Ce désir de partir à tout prix est une réponse à un état d’inconfort moral et psychologique, au sentiment de mal être et de malaise qui caractérise la vie de ces jeunes.Il faut aussi lier ce désir de partir à la trajectoire de vie de ces jeunes (histoire familiale, parcours scolaire, mal vie, au statut précaire dans la sphère publique et dans le discours politique), mais aussi aux représentations de mépris que la société véhicule souvent à l’égard de ces jeunes (des bons à rien, des rebuts de la société) dont la vie se déroule dans l’oisiveté des coins de rue et des trottoirs.
Ce qui génère un sentiment de mépris de soi et une perte de confiance en l’autre. Sans repères, ces jeunes souffrent de l’absence de modèle durant leur socialisation et se disent “sans perspectives… sans avenir…” préférant la mort à la vie : “Moutna khir min hyatna” est une expression qui revient toujours dans les entretiens. Dès lors, le désir de partir sonne comme une réponse urgente à ce malaise, même si elle est transgression à la loi. La harga peut également être un mécanisme de défense contre l’oppression, le déclassement social et la déconsidération. Et prendre le “risque” de partir équivaut, dans la représentation des harraga, à s’affranchir, à se donner les moyens de l’existence et de la réalisation de soi, y compris si la libération passe par la mort.
La situation économique algérienne n’est pas reluisante et les perspectives sont sombres. Doit-on craindre une multiplication des tentatives d’émigration clandestine ?

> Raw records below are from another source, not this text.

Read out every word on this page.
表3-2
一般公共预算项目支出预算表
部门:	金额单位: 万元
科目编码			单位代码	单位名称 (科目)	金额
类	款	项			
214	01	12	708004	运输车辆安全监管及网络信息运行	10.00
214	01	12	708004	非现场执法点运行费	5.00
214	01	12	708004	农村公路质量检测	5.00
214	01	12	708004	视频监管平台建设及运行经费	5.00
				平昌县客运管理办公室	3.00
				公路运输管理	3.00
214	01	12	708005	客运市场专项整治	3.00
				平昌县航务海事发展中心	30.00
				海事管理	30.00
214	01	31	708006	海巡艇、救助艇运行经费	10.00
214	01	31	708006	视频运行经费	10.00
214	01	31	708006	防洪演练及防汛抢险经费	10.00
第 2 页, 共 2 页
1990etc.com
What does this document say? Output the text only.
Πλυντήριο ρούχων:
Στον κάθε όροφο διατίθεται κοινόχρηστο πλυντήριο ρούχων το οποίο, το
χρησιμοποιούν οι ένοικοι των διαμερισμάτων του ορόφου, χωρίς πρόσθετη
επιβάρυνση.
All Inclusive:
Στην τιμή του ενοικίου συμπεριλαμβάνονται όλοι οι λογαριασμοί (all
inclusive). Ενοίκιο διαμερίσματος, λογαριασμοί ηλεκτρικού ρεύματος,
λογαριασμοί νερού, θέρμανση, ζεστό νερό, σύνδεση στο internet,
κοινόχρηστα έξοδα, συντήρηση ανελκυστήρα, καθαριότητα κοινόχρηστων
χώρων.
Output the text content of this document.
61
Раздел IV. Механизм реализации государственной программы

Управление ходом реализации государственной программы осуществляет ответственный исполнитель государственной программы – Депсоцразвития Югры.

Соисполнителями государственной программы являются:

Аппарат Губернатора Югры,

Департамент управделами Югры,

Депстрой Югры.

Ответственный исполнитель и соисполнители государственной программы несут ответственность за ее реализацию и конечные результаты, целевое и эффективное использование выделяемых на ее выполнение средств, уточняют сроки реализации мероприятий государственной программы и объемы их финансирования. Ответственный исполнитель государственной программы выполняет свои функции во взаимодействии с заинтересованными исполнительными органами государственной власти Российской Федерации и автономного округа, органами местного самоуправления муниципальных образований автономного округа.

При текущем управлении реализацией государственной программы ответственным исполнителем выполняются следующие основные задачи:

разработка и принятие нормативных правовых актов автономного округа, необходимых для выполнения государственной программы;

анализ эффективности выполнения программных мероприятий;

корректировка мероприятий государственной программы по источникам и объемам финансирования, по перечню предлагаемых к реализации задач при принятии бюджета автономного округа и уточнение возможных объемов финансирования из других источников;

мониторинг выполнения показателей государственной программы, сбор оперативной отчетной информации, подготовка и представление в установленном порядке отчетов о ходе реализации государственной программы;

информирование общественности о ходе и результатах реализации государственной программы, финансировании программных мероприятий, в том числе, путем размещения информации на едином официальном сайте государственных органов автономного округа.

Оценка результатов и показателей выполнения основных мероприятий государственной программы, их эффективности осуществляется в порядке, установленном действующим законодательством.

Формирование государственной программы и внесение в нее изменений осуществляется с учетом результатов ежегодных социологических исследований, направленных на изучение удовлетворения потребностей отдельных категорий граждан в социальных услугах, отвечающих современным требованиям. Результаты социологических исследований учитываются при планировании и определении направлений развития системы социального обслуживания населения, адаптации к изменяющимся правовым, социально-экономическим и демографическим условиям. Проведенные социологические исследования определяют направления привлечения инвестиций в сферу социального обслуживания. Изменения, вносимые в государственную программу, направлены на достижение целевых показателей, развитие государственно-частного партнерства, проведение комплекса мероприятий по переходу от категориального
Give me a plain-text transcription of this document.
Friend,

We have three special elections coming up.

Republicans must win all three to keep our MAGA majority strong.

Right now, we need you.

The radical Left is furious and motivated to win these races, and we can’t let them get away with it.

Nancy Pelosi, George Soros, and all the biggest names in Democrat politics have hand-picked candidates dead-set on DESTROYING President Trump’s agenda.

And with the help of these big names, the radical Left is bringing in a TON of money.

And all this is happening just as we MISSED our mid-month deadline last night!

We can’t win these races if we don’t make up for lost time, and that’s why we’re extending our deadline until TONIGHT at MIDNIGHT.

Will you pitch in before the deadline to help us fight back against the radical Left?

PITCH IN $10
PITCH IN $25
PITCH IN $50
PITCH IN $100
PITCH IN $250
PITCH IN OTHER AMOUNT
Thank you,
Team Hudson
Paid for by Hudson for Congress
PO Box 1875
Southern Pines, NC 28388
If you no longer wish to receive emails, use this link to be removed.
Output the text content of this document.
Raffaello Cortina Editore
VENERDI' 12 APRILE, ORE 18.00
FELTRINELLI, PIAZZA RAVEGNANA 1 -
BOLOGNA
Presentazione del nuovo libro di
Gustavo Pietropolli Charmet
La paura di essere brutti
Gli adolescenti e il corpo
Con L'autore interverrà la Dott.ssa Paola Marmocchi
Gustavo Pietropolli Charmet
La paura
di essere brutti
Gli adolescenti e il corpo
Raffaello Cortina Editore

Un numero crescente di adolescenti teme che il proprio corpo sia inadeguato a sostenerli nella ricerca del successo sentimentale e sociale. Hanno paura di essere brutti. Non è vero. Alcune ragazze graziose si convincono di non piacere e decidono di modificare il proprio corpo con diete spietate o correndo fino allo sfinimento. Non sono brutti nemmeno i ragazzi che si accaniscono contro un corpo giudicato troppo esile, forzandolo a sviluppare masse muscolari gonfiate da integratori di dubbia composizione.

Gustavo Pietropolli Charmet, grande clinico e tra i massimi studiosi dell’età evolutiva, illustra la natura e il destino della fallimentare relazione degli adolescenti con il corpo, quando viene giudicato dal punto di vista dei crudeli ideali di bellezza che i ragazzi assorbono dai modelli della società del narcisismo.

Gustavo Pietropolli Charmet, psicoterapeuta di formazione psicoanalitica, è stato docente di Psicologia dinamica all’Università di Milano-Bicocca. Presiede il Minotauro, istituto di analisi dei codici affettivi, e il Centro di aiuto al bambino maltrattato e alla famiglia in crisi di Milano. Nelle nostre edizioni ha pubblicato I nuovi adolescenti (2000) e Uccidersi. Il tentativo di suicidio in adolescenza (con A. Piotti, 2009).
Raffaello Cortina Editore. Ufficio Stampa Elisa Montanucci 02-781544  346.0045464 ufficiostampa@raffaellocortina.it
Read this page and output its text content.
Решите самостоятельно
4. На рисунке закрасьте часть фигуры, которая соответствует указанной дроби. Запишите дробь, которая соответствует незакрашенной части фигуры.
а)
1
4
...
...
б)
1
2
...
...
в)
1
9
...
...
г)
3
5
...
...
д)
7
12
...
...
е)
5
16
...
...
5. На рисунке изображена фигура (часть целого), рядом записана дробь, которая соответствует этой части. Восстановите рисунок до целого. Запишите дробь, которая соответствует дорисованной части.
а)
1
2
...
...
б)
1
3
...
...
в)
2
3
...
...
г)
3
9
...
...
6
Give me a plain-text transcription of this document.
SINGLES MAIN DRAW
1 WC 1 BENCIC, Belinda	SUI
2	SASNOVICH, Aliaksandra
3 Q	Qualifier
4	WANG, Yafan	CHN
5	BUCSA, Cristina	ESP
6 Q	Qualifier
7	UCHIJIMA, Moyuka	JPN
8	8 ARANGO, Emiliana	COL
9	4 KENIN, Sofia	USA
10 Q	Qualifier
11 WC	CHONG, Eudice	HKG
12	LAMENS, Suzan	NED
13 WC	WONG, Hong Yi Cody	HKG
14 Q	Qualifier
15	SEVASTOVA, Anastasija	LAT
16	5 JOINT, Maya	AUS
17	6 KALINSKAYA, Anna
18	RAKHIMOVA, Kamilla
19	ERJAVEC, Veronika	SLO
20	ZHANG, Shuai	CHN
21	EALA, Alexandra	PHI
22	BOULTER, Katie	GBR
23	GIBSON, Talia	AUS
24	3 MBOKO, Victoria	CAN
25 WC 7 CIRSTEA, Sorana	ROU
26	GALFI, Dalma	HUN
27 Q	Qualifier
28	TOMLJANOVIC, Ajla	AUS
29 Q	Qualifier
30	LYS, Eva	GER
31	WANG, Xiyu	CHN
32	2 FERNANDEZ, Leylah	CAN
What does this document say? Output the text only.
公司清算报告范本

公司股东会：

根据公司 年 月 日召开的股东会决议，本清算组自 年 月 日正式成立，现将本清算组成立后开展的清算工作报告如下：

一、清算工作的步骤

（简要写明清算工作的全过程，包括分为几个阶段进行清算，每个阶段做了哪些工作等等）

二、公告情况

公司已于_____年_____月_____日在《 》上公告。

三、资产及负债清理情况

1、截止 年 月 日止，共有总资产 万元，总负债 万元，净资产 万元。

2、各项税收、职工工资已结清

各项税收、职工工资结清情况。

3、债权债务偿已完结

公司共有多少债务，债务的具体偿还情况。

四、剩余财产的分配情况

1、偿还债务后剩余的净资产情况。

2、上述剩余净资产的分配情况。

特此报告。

Il est clair que tant qu’il n’y aura pas un projet de société autour duquel la collectivité s’unira, il est à craindre que l’émigration illégale prenne davantage d’ampleur. Comme il y aura une aggravation des problèmes sociaux à tous les niveaux.
Il est urgent d’ouvrir un vrai débat sur ce phénomène, en tenant compte des transformations sociales, politiques et économiques que notre pays connaît en ce moment, mais aussi de la conjoncture sanitaire actuelle. Un débat auquel tous les acteurs de la société, principalement la jeunesse, prendraient part doit aboutir à une plateforme pour une politique sociale permettant de faire face à la progression aussi inquiétante qu’inédite du phénomène de la harga.
Nos travaux avec les jeunes nous ont montré qu’ils sont demandeurs de solutions de la part d’un État capable de proposer des réponses autres que la répression. Il est nécessaire de donner la parole et d’écouter attentivement cette jeunesse, entendre ses besoins et aspirations et l’impliquer dans les propositions de politiques publiques.